Qui peut en bénéficier
?
Le congé de paternité est ouvert à l'ensemble
des actifs, qu'ils soient travailleurs salariés, chômeurs
indemnisés, fonctionnaires, militaires, travailleurs
indépendants, conjoints collaborateurs ou employeurs.
L'intéressé doit toutefois en premier lieu
justifier de 10 mois d'immatriculaton en tant qu'assuré
social à la date du début du congé.

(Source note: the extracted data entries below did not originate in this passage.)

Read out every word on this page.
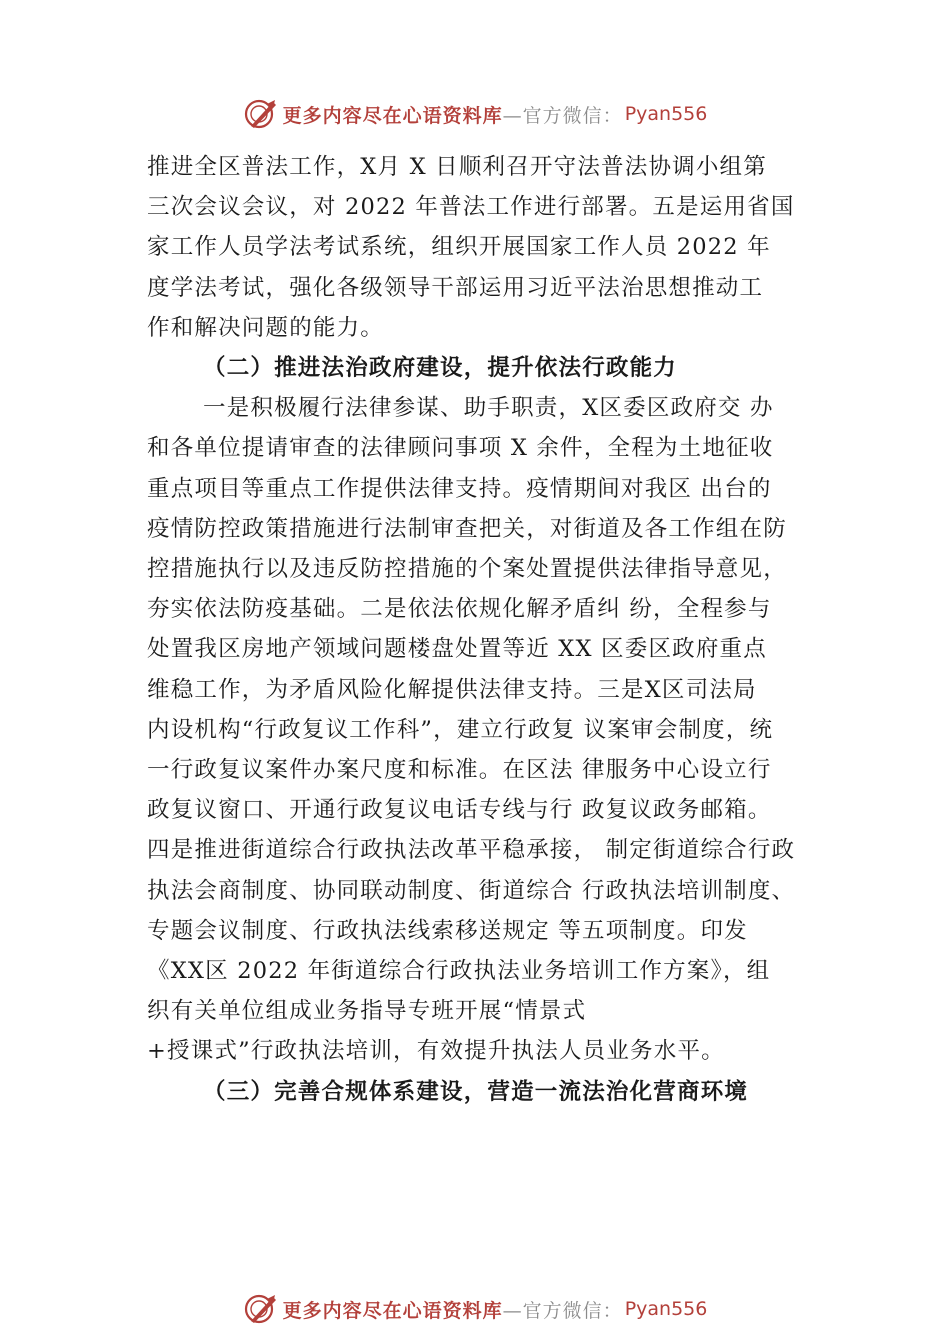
更多内容尽在心语资料库 —官方微信： Pyan556
推进全区普法工作，X月 X 日顺利召开守法普法协调小组第
三次会议会议，对 2022 年普法工作进行部署。五是运用省国
家工作人员学法考试系统，组织开展国家工作人员 2022 年
度学法考试，强化各级领导干部运用习近平法治思想推动工
作和解决问题的能力。
（二）推进法治政府建设，提升依法行政能力
一是积极履行法律参谋、助手职责，X区委区政府交 办
和各单位提请审查的法律顾问事项 X 余件，全程为土地征收
重点项目等重点工作提供法律支持。疫情期间对我区 出台的
疫情防控政策措施进行法制审查把关，对街道及各工作组在防
控措施执行以及违反防控措施的个案处置提供法律指导意见，
夯实依法防疫基础。二是依法依规化解矛盾纠 纷，全程参与
处置我区房地产领域问题楼盘处置等近 XX 区委区政府重点
维稳工作，为矛盾风险化解提供法律支持。三是X区司法局
内设机构“行政复议工作科”，建立行政复 议案审会制度，统
一行政复议案件办案尺度和标准。在区法 律服务中心设立行
政复议窗口、开通行政复议电话专线与行 政复议政务邮箱。
四是推进街道综合行政执法改革平稳承接， 制定街道综合行政
执法会商制度、协同联动制度、街道综合 行政执法培训制度、
专题会议制度、行政执法线索移送规定 等五项制度。印发
《XX区 2022 年街道综合行政执法业务培训工作方案》，组
织有关单位组成业务指导专班开展“情景式
+授课式”行政执法培训，有效提升执法人员业务水平。
（三）完善合规体系建设，营造一流法治化营商环境
更多内容尽在心语资料库 —官方微信： Pyan556
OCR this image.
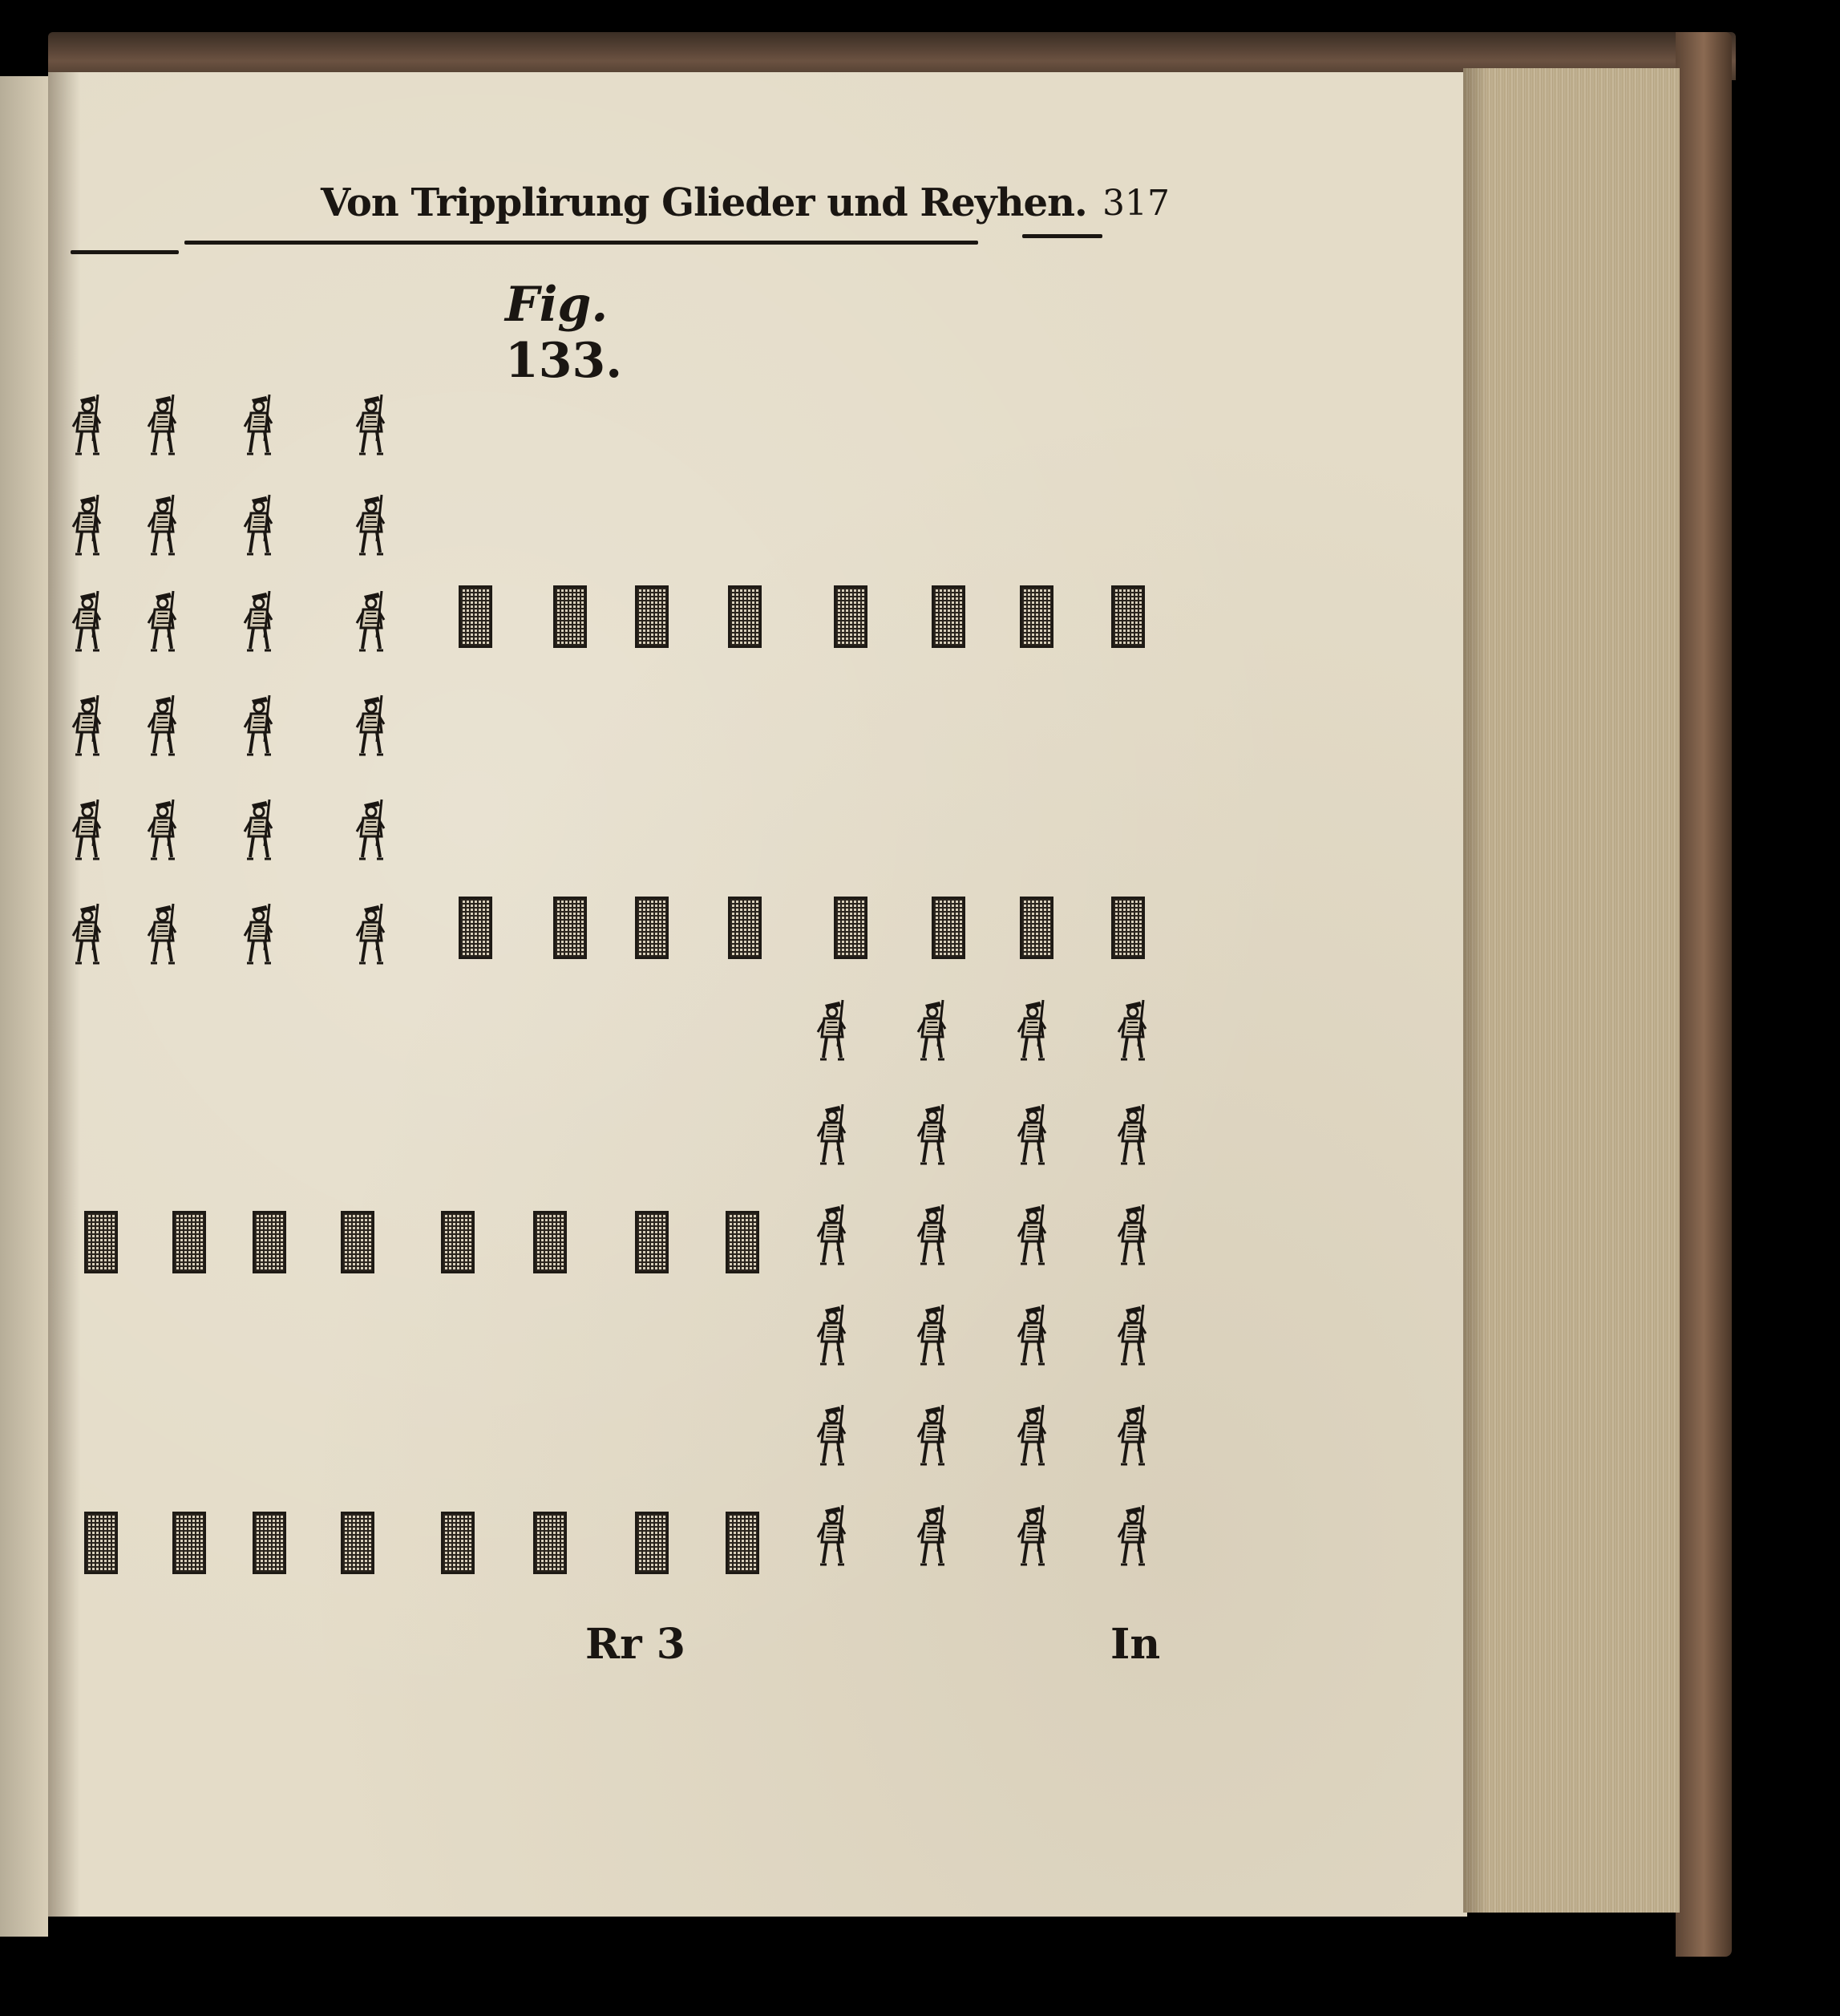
Von Tripplirung Glieder und Reyhen. 317
Fig. 133.
Rr 3	In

Il
doit également :
- avoir travaillé au moins 200 heures au cours des
3 mois précédant la date du début du
congé de paternité,
- ou avoir cotisé sur un salaire au moins égal
à 1 015 fois le SMIC horaire au cours des 6 mois
précédant la date du début du congé
de paternité.
A quelle occasion ?
Le congé de paternité est accordé au
père à l'occasion de la naissance de son enfant.
Le lien de filiation devra donc bien évidemment être
justifié.
L'adoption étant considérée dans notre
droit de la même manière qu'une naissance, elle
ouvre également droit au congé de paternité.
Le père doit prendre son congé dans les 4 mois
à compter de la naissance de l'enfant. Bien sûr,
ce congé peut être pris dans à la suite
des 3 jours légaux.
En cas d'hospitalisation de l'enfant, le délai de
4 mois court à partir de son retour au foyer.
Quelles formalités ?
L'employeur ne peut pas refuser la demande d'un congé
de paternité. Cela étant, le salarié
doit bien évidemment l'en informer par écrit.
Certaines entreprises peuvent demander expressément
l'envoi d'une lettre recommandée avec accusé
de réception. En outre, le salarié doit respecter
un préavis d'un mois avant le début du congé.
Si le salarié anticipe mal le début de son
congé en fonction de la date prévue de naissance,
il doit négocier avec son employeur les possibilités
pour décaler son absence.
De son côté, l'employeur informe la caisse d'assurance
maladie de la demande de congé en remplissant notamment
une attestation de salaire. Le salarié, ou l'employeur
au moment de la remise de cette attestation, devra justifier
de la filiation avec l'enfant au moyen de la copie de l'acte
de naissance ou du livret de famille mis à jour.
Quelle durée ?
La durée du congé est de 11 jours maximum non
fractionnables, soit donc 14 jours, congé légal
inclus. Tous les jours calendaires sont comptés (samedis,
dimanches et jours de fête).
En cas de naissances multiples, le congé est de 18
jours.
Quelle indemnité ?
Pendant le congé, le père perçoit une
indemnité journalière en remplacement de son
salaire, qui est versée par la caisse d'assurance maladie.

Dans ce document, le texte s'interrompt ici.